In Australia, these risks are amplified by the operating environment. Long distances between delivery points, regional routes and inconsistent infrastructure mean reliable mobile coverage cannot always be assumed. Blackspots remain common, particularly outside metro areas and along key freight corridors.
In these conditions, systems that rely on constant connectivity are exposed. Even brief signal loss can interrupt navigation or force manual workarounds, undermining the efficiency that optimisation tools are designed to deliver.

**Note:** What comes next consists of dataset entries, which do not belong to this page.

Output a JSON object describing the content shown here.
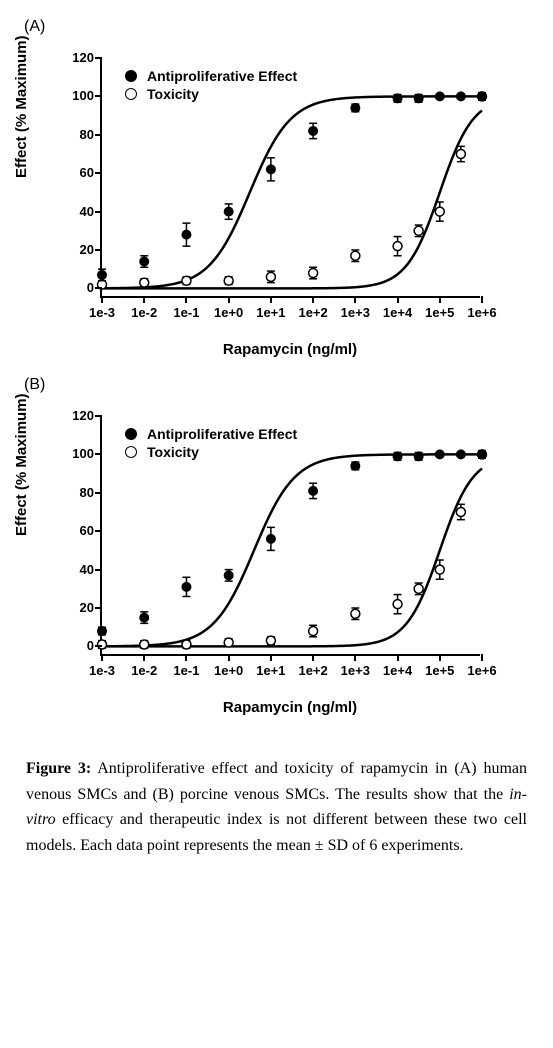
{
  "panels": {
    "A": {
      "label": "(A)"
    },
    "B": {
      "label": "(B)"
    }
  },
  "axis": {
    "ylabel": "Effect (% Maximum)",
    "xlabel": "Rapamycin (ng/ml)",
    "ylim": [
      -5,
      120
    ],
    "yticks": [
      0,
      20,
      40,
      60,
      80,
      100,
      120
    ],
    "xlog_min": -3,
    "xlog_max": 6,
    "xticks": [
      "1e-3",
      "1e-2",
      "1e-1",
      "1e+0",
      "1e+1",
      "1e+2",
      "1e+3",
      "1e+4",
      "1e+5",
      "1e+6"
    ],
    "tick_fontsize": 13,
    "label_fontsize": 15,
    "line_width": 2.5,
    "background_color": "#ffffff"
  },
  "legend": {
    "items": [
      {
        "marker": "filled",
        "label": "Antiproliferative Effect"
      },
      {
        "marker": "open",
        "label": "Toxicity"
      }
    ],
    "fontsize": 14,
    "position": "upper-left-inset"
  },
  "marker_style": {
    "radius": 4.5,
    "filled_color": "#000000",
    "open_fill": "#ffffff",
    "open_stroke": "#000000",
    "error_cap_halfwidth": 4
  },
  "series": {
    "A": {
      "anti": {
        "type": "scatter",
        "marker": "filled",
        "x_log": [
          -3,
          -2,
          -1,
          0,
          1,
          2,
          3,
          4,
          4.5,
          5,
          5.5,
          6
        ],
        "y": [
          7,
          14,
          28,
          40,
          62,
          82,
          94,
          99,
          99,
          100,
          100,
          100
        ],
        "err": [
          3,
          3,
          6,
          4,
          6,
          4,
          2,
          2,
          2,
          1,
          1,
          1
        ]
      },
      "tox": {
        "type": "scatter",
        "marker": "open",
        "x_log": [
          -3,
          -2,
          -1,
          0,
          1,
          2,
          3,
          4,
          4.5,
          5,
          5.5,
          6
        ],
        "y": [
          2,
          3,
          4,
          4,
          6,
          8,
          17,
          22,
          30,
          40,
          70,
          100
        ],
        "err": [
          2,
          2,
          2,
          2,
          3,
          3,
          3,
          5,
          3,
          5,
          4,
          2
        ]
      },
      "curve_anti": {
        "logEC50": 0.5,
        "hill": 0.9,
        "max": 100,
        "min": 0
      },
      "curve_tox": {
        "logEC50": 5.0,
        "hill": 1.1,
        "max": 100,
        "min": 0
      }
    },
    "B": {
      "anti": {
        "type": "scatter",
        "marker": "filled",
        "x_log": [
          -3,
          -2,
          -1,
          0,
          1,
          2,
          3,
          4,
          4.5,
          5,
          5.5,
          6
        ],
        "y": [
          8,
          15,
          31,
          37,
          56,
          81,
          94,
          99,
          99,
          100,
          100,
          100
        ],
        "err": [
          2,
          3,
          5,
          3,
          6,
          4,
          2,
          2,
          2,
          1,
          1,
          1
        ]
      },
      "tox": {
        "type": "scatter",
        "marker": "open",
        "x_log": [
          -3,
          -2,
          -1,
          0,
          1,
          2,
          3,
          4,
          4.5,
          5,
          5.5,
          6
        ],
        "y": [
          1,
          1,
          1,
          2,
          3,
          8,
          17,
          22,
          30,
          40,
          70,
          100
        ],
        "err": [
          2,
          2,
          2,
          2,
          2,
          3,
          3,
          5,
          3,
          5,
          4,
          2
        ]
      },
      "curve_anti": {
        "logEC50": 0.6,
        "hill": 0.9,
        "max": 100,
        "min": 0
      },
      "curve_tox": {
        "logEC50": 5.0,
        "hill": 1.1,
        "max": 100,
        "min": 0
      }
    }
  },
  "caption": {
    "lead": "Figure 3:",
    "t1": " Antiproliferative effect and toxicity of rapamycin in (A) human venous SMCs and (B) porcine venous SMCs. The results show that the ",
    "italic": "in-vitro",
    "t2": " efficacy and therapeutic index is not different between these two cell models.  Each data point represents the mean ± SD of 6 experiments."
  }
}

To operate effectively, mobile systems must be built for interruption. Applications need to continue functioning offline, with data captured locally and synchronised once connectivity is restored. Without this capability, every coverage gap becomes a point of friction in the delivery process.
This is where mobility management becomes critical. Solutions such as SOTI MobiControl are designed to maintain continuity in the field, even in low or no connectivity environments.
By enabling offline functionality, queuing updates and automatically synchronising data once a connection returns, organisations can ensure that routes continue to run as planned and critical information is not lost.
Ultimately, optimisation does not fail because the plan is wrong. It fails when the technology supporting execution cannot keep up with real-world conditions.
The Mobile Fleet as a Driver of Cost Control
The mobile fleet is an operational layer that supports the smooth execution of every delivery. It determines whether routes are followed accurately, if drivers can complete tasks efficiently, and that disruptions can be resolved in real time. Improving the performance and reliability of that layer has a direct impact on fuel usage.
Solutions like SOTI MobiControl play a broader role here. Beyond maintaining continuity, they enable organisations to actively manage and optimise device performance in the field.
Devices can be monitored in real time, issues can be diagnosed and resolved remotely, and access can be restricted to essential applications to reduce misuse and inefficiency.
The result is a more predictable delivery operation, where fewer delays translate into fewer unnecessary kilometres and lower fuel consumption.
Rethinking Fuel Efficiency
While the link between mobility and fuel costs is not always immediately visible, it’s becoming increasingly critical. Fuel efficiency is often framed in terms of vehicles, routes and energy sources. These remain important, but they are only part of the equation.
In last mile delivery, efficiency is ultimately determined by how effectively plans are carried out in real-world conditions, which depends heavily on the reliability of the mobile systems that guide drivers, capture data and connect operations in real time.
As the current fuel crisis reshapes cost structures across Australia, organisations that prioritise operational reliability at every level, including the mobile layer, will be better positioned to control costs and maintain consistent service.